Thursday, March 19, 2009

Everyone jump upon the L train

I'm still waiting for someone to say something to me as I read The Satanic Verses on the subway or bus in New York City. I look around at the diverse crowds to see if they notice me reading it -- because I always spy on what other passengers are reading -- and only half-jokingly wonder if anyone wants to say something to me about it. So far all I've had were a couple people across from me on the L train into Manhattan once who started talking to each other about it, instead of me. I heard the 30-ish girl tell her twentysomething guy friend, "No, and Cat Stevens like totally said, 'He should die,' like, he completely said he should die because of the fatwa."

She refers, of course, to when the artist formerly still known to me as Cat Stevens was widely, famously quoted as "supporting" the fatwa against Salman Rushdie for writing the book. Having now read a bit more about it, I think I understand what Cat Stevens, fairly new to Islam at the time, was trying to say: that blasphemy is, under Islamic law, a sin punishable by death. I think he was trying to qualify his statement a lot that if he were in an Islamic state bound by that law in that court then he would be bound to carry out the sentence, but it still didn't (doesn't) sit well, particularly with those of us who thought Cat Stevens would be on the side of goodness and non-violence in all things. He probably shouldn't have said anything at all; I think he still gets asked about it and tries to say it was a media-induced frenzy.

Frankly, the worst fallout for me personally was that after that happened 10,000 Maniacs removed their cover of "Peace Train" from their album In My Tribe and from then on it was sold with one less track and then when I wanted to replace my In My Tribe cassette with a CD it took forever to find online an old copy that included "Peace Train," and I had to pay like $40 for the CD (hello, this was 1995, pre-Napster, even), and so, yeah. Plus Natalie Merchant has since refused to sing it in concert. Good for her, but bad for those of us who'd love to hear it. It's certainly more sensible than Indigo Girls refusing to ever again play "Nashville" live, though. At least Nashville didn't advocate killing anybody. Unless you count all the God-told-me-to-go-to-war-in-Iraq nonsense songs in popular country these last few years. Which, ugh.

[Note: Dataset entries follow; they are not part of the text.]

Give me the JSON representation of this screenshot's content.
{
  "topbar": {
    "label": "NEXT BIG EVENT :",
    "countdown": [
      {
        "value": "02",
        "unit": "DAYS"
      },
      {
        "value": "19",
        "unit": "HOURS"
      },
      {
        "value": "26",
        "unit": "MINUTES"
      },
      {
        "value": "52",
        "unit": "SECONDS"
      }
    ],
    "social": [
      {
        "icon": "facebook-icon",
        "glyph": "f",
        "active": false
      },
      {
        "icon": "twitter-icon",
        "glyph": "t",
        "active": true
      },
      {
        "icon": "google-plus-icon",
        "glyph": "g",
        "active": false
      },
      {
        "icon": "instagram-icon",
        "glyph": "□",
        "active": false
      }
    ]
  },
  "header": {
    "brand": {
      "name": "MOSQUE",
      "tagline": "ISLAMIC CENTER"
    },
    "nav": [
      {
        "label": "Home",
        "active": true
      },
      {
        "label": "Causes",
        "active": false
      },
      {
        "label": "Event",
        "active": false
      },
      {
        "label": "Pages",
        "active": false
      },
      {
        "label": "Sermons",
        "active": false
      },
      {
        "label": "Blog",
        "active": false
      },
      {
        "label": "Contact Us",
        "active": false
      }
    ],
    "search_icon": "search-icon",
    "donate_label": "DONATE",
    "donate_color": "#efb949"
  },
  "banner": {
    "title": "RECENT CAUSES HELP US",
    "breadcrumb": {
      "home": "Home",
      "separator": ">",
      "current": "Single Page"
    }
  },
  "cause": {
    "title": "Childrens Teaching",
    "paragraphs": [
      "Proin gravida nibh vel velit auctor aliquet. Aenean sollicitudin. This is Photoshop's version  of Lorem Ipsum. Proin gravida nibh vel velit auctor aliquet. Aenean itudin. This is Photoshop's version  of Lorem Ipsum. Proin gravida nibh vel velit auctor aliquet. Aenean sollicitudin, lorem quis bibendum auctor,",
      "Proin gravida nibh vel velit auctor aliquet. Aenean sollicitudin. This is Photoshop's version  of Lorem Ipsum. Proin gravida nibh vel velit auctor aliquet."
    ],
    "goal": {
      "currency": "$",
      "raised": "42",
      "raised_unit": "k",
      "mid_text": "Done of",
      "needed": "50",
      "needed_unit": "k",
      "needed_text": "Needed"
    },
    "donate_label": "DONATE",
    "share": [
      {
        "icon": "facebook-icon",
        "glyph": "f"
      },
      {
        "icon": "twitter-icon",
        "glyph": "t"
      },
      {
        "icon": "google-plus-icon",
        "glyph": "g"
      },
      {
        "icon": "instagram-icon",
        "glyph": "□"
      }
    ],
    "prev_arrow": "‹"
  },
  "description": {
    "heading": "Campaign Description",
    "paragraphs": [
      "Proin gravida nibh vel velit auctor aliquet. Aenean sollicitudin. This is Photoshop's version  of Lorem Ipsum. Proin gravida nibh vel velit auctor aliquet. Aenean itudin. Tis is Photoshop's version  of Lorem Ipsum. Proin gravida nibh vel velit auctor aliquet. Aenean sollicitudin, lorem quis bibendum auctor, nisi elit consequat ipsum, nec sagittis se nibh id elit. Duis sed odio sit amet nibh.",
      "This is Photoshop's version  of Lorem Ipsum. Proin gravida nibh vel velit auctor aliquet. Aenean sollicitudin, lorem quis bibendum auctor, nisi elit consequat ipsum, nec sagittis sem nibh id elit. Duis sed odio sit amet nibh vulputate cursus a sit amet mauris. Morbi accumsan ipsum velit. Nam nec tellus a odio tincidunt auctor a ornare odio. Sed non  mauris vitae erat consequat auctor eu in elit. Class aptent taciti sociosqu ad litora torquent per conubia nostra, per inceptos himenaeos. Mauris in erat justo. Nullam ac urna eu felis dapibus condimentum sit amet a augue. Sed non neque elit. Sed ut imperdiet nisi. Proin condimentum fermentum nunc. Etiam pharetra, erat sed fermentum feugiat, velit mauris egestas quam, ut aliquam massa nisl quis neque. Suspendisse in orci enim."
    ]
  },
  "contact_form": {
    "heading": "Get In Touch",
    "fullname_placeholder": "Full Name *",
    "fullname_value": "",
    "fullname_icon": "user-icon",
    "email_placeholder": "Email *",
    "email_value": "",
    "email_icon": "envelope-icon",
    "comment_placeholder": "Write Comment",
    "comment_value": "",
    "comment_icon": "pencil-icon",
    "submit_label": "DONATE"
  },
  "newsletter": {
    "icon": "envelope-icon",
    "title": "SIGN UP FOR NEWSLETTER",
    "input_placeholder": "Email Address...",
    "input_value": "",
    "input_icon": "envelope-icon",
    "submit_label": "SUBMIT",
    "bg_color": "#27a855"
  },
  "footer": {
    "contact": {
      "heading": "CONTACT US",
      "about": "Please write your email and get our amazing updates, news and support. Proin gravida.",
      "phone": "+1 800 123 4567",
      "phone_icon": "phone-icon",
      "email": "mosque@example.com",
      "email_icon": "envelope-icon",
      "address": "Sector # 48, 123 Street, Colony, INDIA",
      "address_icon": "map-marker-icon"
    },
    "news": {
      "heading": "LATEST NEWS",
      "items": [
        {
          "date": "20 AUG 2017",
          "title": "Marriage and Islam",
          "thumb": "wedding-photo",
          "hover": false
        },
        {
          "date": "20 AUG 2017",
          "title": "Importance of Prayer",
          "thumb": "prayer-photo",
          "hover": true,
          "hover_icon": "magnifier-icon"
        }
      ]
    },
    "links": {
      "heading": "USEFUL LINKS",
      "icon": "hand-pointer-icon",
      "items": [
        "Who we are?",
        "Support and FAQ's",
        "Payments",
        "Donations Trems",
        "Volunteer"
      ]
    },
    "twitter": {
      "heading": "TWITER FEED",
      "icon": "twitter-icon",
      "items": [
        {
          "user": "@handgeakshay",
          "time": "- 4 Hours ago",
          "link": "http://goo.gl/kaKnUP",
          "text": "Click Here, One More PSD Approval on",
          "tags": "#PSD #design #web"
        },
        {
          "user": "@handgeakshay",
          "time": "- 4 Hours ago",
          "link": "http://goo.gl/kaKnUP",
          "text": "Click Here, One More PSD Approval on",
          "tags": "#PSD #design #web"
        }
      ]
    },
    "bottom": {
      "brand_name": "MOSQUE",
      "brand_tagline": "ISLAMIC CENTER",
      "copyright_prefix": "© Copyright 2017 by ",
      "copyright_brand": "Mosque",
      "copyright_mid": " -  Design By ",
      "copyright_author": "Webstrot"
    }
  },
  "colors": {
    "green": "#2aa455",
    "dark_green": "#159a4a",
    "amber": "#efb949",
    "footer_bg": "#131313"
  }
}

ANYWAY. About the book. I'm on page 433, closing in on an ending. It's such a mish-mash of peoples, although at least all the little bits are interesting. I'm not particularly moved or wowed, but it's solid. Worth a read -- particularly if you want to show off to your literary friends. (Joke, okay.) I don't suppose you can really start any trouble by reading it, as long as you're not in a mosque or Iran, although I guess back in the day you couldn't have it in, like, Malaysia or somewhere either so any hipster backpackers carrying it under one arm with Lonely Planet tucked under the other could have been majorly screwed.

My favorite part of the last couple dozen pages was a rumination on how Machiavelli is misunderstood. Saladin Chamcha, the sometimes devil character, reminds himself there are lessons to be learned from Niccolo Machiavelli:

"...a wronged man, his name...a synonym for evil; whereas in fact his staunch republicanism had earned him the rack, upon which he survived, was it three turns of the wheel?...if Niccolo could survive such tribulation and live to write that perhaps embittered, perhaps sardonic parody of the sycophantic mirror-of-princes literature..." (p. 415)

I love it! No one ever seems to agree with me that Machiavelli was just messing with us. Other parts I have recently enjoyed include all the Mount Everest talk and analogies (I like Everest things), including the character Alleluia Cone who climbs Everest, sees dead people, and then occasionally sees them in London, too. I also really liked the twelve-women-in-the-brothel part. I guess that might also be one of the blaspheming parts, comparing Mohammad's twelve wives to the twelve ladies of the evening? was so cleverly done. And it called him out on his polygamy.

Well, this is definitely a literary book, with allusions to Shakespeare, Islam, and all kinds of things, and I like it, although I'm not backing away from calling it weird just yet. Meanwhile, it's almost time to pick an 'S' author!